The Belgian grading lab is also switching from five clarity grades—free of inclusions (FI) to included (I)—to the same 10 applied to mined diamonds, starting with loupe clean (LC) and ranging to P3 (pique 3).
“Our aim is to serve the industry as a whole, from rough to consumers. We identified a need for better transparency and support concerning the new complications [meaning undisclosed mixing of lab-grown diamonds with natural] that arise with lab-grown diamonds,” the lab said in a statement to National Jeweler. “For this reason, we developed the set of measures explained above.
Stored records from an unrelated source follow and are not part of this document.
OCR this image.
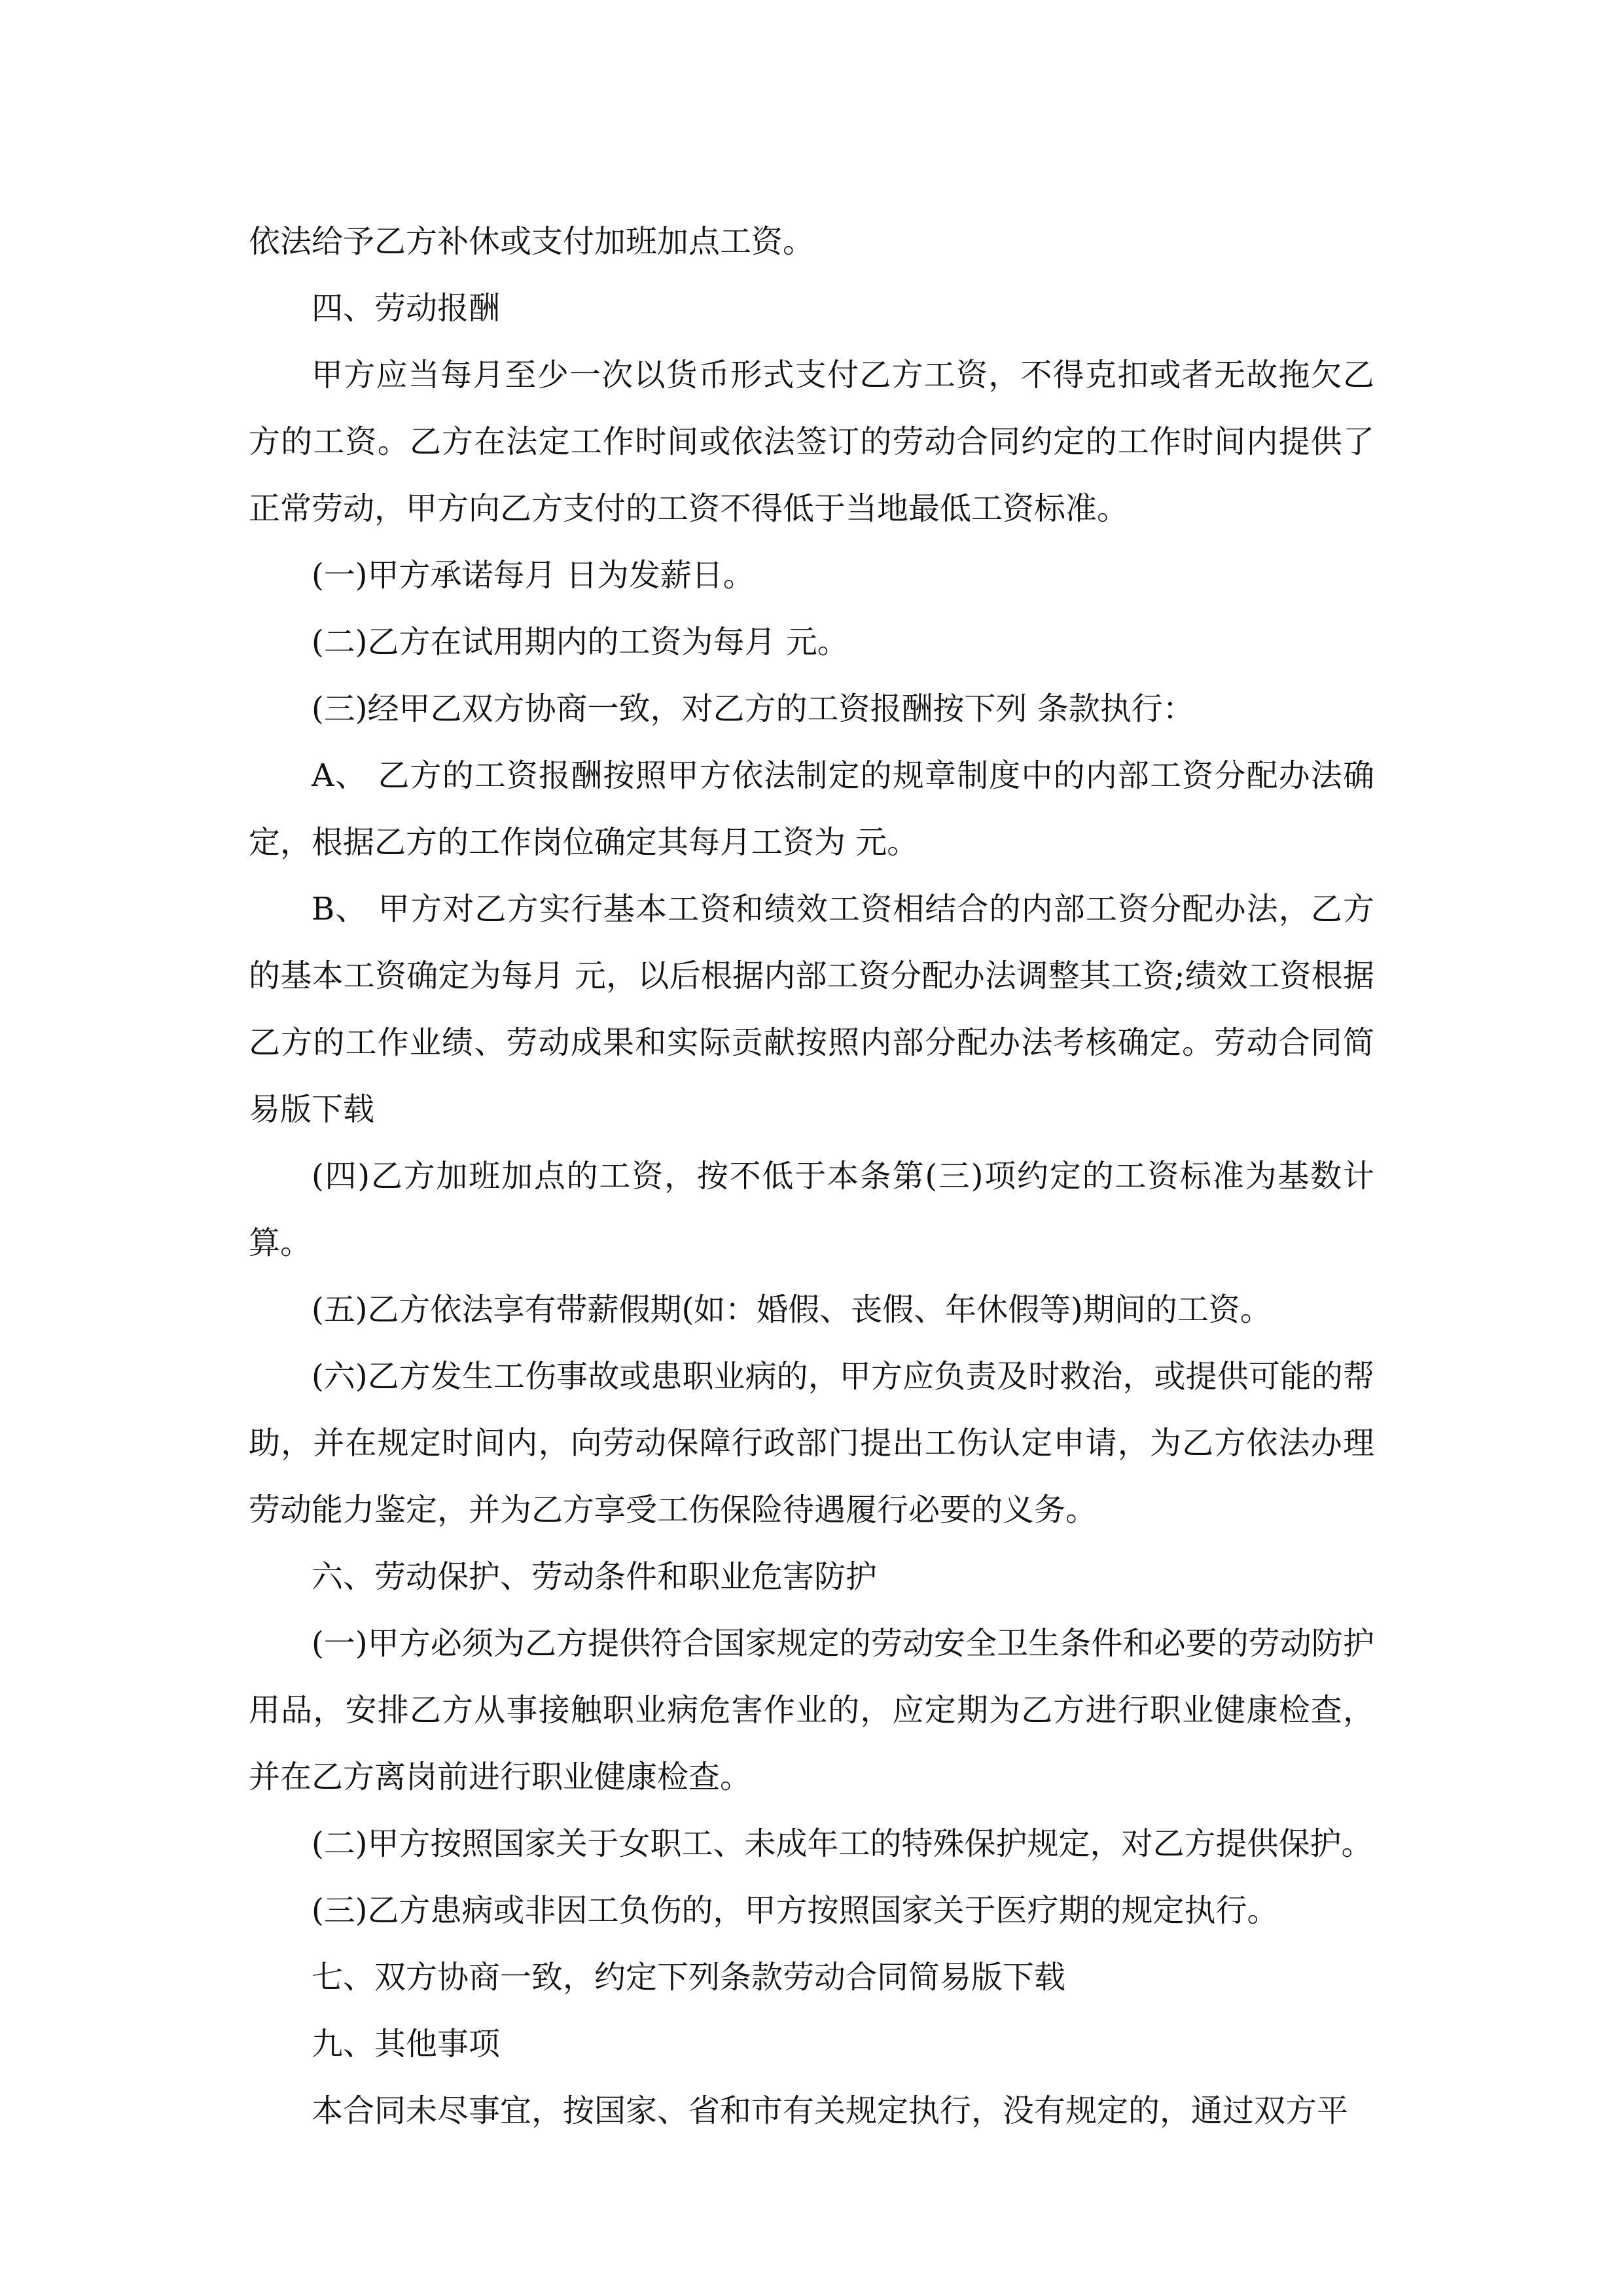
依法给予乙方补休或支付加班加点工资。

四、劳动报酬

甲方应当每月至少一次以货币形式支付乙方工资，不得克扣或者无故拖欠乙方的工资。乙方在法定工作时间或依法签订的劳动合同约定的工作时间内提供了正常劳动，甲方向乙方支付的工资不得低于当地最低工资标准。

(一)甲方承诺每月 日为发薪日。

(二)乙方在试用期内的工资为每月 元。

(三)经甲乙双方协商一致，对乙方的工资报酬按下列 条款执行：

A、 乙方的工资报酬按照甲方依法制定的规章制度中的内部工资分配办法确定，根据乙方的工作岗位确定其每月工资为 元。

B、 甲方对乙方实行基本工资和绩效工资相结合的内部工资分配办法，乙方的基本工资确定为每月 元，以后根据内部工资分配办法调整其工资;绩效工资根据乙方的工作业绩、劳动成果和实际贡献按照内部分配办法考核确定。劳动合同简易版下载

(四)乙方加班加点的工资，按不低于本条第(三)项约定的工资标准为基数计算。

(五)乙方依法享有带薪假期(如：婚假、丧假、年休假等)期间的工资。

(六)乙方发生工伤事故或患职业病的，甲方应负责及时救治，或提供可能的帮助，并在规定时间内，向劳动保障行政部门提出工伤认定申请，为乙方依法办理劳动能力鉴定，并为乙方享受工伤保险待遇履行必要的义务。

六、劳动保护、劳动条件和职业危害防护

(一)甲方必须为乙方提供符合国家规定的劳动安全卫生条件和必要的劳动防护用品，安排乙方从事接触职业病危害作业的，应定期为乙方进行职业健康检查，并在乙方离岗前进行职业健康检查。

(二)甲方按照国家关于女职工、未成年工的特殊保护规定，对乙方提供保护。

(三)乙方患病或非因工负伤的，甲方按照国家关于医疗期的规定执行。

七、双方协商一致，约定下列条款劳动合同简易版下载

九、其他事项

本合同未尽事宜，按国家、省和市有关规定执行，没有规定的，通过双方平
The certification is just one piece of the complete puzzle of services we provide to enhance trust and transparency.”
HRD Antwerp has been issuing grading reports for lab-grown diamonds since 2013.
In the fall, it plans to add a report for finished pieces of jewelry set with man-made stones (the lab already issues reports for jewelry set with natural stones.)
The issue of how to grade lab-grown diamonds is a source of disagreement in the trade.
In October 2016, National Jeweler talked to Tom Moses, the Gemological Institute of America’s executive vice president and chief laboratory and research officer, about why the GIA uses a limited, less specific grading scale in its “Synthetic Diamond Reports” instead of the four Cs.
In the interview, Moses said that generally speaking, lab-grown diamonds are nitrogen-poor, so they are going to be of high color and clarity and not exhibit the same range of color and clarity as mined diamonds.
The GIA’s grading system, which was created long before lab-grown diamonds were prevalent, was “developed for normal mine run, which doesn’t change,” he said. “That’s nature.”
Moses’ remarks generated some back-and-forth in the story’s comments section, and a more recent editorial by JCK News Director Rob Bates—who thinks the GIA should offer the standard 4Cs scale for lab-grown diamonds—sparked a slew of online conversation over the grading of lab-grown diamonds.
Moses said in the October 2016 interview with National Jeweler
GIA spokesman Stephen Morisseau told National Jeweler last week that it will be launching new reports for man-made diamonds “in the near future,” though details on exactly what will be changing beyond the title—the FTC now says that the term “synthetic” is confusing to consumers—have not been released.